Sementara   dari kalangan mahasiswa memberikan beberapa tanggapan terhadap  insiden rasial di Bandung, Mei 1963.   Di antaranya konsulat PPMI (Perserikatan Perhimpunan mahasiswa)   Bandung mengeluarkan pernyataan: Bahwa yang sebenarnya terjadi bukanlah bermotifkan rasial, akan tetapi merupakan isu sosial yang diakibatkan gap antara si kaya dan si miskin yang semakin dalam.
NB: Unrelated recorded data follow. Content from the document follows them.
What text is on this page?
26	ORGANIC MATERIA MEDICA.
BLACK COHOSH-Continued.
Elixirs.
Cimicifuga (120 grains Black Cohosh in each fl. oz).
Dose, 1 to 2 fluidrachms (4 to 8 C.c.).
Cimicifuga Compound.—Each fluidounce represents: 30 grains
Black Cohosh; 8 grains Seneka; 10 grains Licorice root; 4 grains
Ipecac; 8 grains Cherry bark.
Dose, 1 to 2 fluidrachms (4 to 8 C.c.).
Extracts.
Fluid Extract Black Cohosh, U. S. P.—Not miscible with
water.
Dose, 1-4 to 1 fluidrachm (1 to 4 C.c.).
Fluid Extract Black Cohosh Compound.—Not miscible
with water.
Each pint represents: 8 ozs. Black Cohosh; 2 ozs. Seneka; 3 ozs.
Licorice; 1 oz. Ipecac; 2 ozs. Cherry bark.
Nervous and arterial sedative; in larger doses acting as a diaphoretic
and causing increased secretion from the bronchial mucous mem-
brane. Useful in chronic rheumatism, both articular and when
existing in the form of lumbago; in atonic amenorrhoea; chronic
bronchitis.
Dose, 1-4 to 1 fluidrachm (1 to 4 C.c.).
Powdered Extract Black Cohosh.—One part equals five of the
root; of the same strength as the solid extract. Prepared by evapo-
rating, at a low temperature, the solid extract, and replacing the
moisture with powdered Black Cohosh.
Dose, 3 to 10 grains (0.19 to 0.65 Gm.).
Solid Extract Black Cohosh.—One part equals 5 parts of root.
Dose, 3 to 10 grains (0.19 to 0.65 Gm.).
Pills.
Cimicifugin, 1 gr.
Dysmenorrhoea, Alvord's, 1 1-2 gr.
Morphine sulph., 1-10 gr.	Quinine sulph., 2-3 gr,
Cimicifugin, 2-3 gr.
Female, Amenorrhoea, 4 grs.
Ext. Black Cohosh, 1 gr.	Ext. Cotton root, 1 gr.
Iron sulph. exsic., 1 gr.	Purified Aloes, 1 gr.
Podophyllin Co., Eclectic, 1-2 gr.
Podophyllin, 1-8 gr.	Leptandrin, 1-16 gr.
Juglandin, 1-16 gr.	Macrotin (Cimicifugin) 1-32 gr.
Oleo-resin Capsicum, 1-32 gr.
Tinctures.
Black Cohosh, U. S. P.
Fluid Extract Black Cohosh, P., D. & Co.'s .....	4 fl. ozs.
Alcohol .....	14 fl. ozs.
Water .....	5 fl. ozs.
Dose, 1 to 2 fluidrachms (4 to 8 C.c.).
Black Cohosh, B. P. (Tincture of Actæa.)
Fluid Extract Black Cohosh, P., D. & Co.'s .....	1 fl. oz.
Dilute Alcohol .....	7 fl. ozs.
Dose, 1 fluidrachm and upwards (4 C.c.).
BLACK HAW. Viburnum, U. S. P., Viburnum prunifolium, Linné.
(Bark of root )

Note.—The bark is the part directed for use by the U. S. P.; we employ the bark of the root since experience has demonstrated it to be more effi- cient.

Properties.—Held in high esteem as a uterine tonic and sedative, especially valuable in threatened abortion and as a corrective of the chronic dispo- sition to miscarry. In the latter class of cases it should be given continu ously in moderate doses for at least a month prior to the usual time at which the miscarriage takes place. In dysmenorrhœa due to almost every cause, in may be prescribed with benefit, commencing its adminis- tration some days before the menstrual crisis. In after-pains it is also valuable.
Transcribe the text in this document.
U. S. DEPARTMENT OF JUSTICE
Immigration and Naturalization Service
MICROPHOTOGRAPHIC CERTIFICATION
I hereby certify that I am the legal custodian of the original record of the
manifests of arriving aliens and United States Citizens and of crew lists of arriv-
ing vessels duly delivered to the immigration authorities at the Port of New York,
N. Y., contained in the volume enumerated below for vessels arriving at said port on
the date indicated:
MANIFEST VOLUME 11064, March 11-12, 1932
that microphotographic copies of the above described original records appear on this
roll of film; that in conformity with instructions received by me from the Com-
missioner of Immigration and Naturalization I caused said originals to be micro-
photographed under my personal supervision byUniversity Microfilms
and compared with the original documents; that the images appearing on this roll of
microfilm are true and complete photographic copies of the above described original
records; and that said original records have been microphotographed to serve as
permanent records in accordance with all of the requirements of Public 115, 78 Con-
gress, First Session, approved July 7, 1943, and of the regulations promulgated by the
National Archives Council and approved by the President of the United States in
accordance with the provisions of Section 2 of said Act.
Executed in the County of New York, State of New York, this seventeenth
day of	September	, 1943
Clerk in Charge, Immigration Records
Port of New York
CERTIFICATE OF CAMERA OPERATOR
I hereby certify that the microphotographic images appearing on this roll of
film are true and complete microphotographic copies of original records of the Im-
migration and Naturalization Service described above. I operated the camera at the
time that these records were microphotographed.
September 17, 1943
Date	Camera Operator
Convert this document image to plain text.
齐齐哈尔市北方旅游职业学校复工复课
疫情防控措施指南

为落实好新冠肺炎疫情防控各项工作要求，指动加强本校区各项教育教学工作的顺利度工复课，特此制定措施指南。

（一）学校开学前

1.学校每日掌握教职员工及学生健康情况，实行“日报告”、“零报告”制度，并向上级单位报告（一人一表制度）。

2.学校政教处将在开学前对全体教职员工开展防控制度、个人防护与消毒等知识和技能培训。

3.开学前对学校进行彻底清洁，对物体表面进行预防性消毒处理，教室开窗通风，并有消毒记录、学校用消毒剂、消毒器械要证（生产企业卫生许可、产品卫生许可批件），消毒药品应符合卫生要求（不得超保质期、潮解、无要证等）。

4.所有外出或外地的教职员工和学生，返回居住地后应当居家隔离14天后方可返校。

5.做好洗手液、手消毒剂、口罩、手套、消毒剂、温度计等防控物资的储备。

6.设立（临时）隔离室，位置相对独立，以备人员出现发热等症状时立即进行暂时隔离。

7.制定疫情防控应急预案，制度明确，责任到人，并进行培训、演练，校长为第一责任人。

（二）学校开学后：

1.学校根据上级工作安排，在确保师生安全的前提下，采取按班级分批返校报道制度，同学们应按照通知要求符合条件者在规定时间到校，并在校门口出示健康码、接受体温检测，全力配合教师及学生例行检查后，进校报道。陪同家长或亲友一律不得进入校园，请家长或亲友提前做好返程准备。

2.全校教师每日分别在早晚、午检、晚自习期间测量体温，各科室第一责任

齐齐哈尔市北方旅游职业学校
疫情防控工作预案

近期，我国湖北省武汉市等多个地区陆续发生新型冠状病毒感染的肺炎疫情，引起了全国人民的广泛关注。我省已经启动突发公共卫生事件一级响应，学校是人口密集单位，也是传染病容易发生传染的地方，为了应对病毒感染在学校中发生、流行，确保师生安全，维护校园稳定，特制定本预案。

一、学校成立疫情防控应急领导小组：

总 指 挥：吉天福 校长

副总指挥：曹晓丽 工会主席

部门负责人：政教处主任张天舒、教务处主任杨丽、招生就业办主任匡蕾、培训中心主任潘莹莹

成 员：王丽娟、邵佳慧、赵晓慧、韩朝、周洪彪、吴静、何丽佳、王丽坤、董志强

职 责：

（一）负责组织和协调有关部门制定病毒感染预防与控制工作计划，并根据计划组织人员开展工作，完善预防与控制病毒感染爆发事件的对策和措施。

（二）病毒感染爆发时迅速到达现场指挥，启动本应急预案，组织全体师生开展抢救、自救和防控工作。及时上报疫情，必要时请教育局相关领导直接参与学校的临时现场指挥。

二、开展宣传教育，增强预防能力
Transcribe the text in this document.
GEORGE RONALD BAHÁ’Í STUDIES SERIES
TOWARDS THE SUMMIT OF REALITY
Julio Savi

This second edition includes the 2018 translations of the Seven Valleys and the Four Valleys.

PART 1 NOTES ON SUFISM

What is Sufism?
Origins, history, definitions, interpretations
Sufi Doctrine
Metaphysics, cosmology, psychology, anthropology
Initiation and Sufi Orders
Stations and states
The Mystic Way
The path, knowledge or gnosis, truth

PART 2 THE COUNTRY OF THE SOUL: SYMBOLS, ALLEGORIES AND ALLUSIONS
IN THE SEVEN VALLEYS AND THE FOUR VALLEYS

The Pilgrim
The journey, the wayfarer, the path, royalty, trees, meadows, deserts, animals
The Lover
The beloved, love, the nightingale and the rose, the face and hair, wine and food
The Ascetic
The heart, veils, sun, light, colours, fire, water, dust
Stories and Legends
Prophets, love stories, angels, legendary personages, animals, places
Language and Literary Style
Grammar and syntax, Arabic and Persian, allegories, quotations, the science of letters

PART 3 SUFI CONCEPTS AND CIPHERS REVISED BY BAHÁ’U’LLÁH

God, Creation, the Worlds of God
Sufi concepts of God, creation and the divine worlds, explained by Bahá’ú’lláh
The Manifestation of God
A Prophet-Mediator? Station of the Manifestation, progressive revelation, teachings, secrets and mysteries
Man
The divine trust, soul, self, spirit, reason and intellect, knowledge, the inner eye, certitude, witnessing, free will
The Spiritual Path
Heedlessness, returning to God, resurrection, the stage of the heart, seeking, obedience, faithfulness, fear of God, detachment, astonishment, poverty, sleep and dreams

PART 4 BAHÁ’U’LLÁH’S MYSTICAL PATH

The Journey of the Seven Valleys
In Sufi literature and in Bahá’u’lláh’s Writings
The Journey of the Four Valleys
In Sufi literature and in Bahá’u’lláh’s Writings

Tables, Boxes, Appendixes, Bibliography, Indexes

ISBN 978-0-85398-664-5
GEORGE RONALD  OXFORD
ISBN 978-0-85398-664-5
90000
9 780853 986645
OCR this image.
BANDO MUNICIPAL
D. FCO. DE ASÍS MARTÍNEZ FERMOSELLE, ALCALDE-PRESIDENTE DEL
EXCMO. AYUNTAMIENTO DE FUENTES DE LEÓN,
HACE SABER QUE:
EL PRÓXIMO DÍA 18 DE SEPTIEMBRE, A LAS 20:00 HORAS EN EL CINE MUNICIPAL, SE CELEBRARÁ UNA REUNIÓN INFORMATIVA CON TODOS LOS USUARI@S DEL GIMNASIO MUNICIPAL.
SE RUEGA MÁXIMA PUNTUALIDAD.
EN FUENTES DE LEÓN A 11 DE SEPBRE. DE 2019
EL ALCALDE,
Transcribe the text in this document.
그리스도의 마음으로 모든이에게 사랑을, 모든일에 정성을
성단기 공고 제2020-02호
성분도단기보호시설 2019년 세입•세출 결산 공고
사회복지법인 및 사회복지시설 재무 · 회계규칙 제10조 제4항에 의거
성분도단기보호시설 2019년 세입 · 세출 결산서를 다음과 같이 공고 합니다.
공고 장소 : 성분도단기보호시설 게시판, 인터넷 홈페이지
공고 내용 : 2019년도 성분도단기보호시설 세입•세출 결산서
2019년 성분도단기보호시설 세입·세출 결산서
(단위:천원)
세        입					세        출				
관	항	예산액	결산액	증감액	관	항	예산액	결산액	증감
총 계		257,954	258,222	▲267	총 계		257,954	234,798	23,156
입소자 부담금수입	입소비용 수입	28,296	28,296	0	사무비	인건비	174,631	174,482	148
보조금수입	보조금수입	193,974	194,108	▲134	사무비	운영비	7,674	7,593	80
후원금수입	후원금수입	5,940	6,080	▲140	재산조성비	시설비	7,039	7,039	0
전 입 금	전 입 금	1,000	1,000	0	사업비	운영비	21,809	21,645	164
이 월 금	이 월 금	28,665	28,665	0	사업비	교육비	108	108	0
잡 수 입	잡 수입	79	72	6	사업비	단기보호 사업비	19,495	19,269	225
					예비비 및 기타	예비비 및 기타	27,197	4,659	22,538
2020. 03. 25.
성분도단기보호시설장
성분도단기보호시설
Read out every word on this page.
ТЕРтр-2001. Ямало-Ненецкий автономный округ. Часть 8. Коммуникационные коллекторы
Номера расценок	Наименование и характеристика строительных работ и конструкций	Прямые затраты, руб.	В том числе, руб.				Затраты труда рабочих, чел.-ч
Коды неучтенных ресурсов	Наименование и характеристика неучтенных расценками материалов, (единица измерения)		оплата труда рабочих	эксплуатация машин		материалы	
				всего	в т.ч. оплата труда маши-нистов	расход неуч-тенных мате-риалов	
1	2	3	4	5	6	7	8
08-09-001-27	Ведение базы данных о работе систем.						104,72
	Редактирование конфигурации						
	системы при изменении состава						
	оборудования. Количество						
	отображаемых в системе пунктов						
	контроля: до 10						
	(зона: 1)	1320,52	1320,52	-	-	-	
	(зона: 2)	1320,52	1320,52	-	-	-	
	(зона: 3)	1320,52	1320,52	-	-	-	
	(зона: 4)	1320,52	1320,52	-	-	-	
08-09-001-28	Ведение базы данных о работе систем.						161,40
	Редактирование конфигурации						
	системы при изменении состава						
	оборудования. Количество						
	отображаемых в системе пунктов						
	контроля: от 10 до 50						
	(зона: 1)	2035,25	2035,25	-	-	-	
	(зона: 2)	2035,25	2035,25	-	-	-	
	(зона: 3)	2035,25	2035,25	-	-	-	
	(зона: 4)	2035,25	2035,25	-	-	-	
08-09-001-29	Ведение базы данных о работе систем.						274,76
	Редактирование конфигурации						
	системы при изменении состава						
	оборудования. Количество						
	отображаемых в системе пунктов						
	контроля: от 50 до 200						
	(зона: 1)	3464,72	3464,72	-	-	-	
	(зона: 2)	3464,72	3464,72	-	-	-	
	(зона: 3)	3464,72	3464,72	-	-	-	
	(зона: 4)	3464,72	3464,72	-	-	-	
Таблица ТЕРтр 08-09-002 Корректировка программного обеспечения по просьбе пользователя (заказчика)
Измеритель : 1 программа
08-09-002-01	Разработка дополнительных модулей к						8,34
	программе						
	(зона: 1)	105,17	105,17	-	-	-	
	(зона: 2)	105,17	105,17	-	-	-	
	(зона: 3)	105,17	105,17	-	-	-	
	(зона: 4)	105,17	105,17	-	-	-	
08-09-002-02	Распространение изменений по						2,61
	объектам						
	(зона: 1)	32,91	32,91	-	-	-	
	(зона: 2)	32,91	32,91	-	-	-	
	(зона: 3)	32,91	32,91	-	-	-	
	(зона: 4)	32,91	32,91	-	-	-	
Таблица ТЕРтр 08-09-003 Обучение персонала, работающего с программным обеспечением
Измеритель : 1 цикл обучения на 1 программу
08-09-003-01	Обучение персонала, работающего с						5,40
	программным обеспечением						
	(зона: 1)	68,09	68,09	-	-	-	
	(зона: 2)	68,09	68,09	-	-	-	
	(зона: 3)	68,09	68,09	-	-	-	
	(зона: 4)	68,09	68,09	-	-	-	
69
Sejumlah refrensi  menyebutkan bahwa kerusuhan rasial 10 Mei 1963  itu digerakan oleh tokoh-tokoh mahasiswa ,  seperti Siswono Yudohusodo (mahasiswa ITB/juga aktivis  GMNI), Dedi Khrisna (mahasiswa Teknik Kimia ITB dan aktivis Persatuan Mahasiswa Bandung (PMB),   Muslimin Nasution (Mesin ITB),  Parlin  Mangunsong (Unpad), Soeripto (mahasiswa Unpad/aktivis Gemsos), serta Rahman Tolleng.

Aparat  bertindak beberapa minggu setelah kejadian.  Sebanyak sembilan orang  yang terlibat Gerakan 10 Mei 1963 telah ditangkap di Jakarta. Menurut Kepala  Komisariat Jakarta Raya  Brigjen Polisi Subud pada Sabtu 6 juli 1963,sembilan orang itu dari kalangan pelajar, mahasiswa, swasta  bahkan pejabat.

Kehidupan Mahasiswa Bandung Dapat Perhatian

Pangdam VI Siliwangi  Ibrahim Adjie dalam ceramahnya  di depan mahasiswa ITB pada Sabtu,  25 Mei 1963  meminta mahasiswa agar spontanitas daripada mahasiswa haruslah diikuti oleh kewaspadaan dan bukan api emosi.  Adjie mengakui adanya pengacau ekonomi, namun meminta mahasiswa melawan dengan ilmu.      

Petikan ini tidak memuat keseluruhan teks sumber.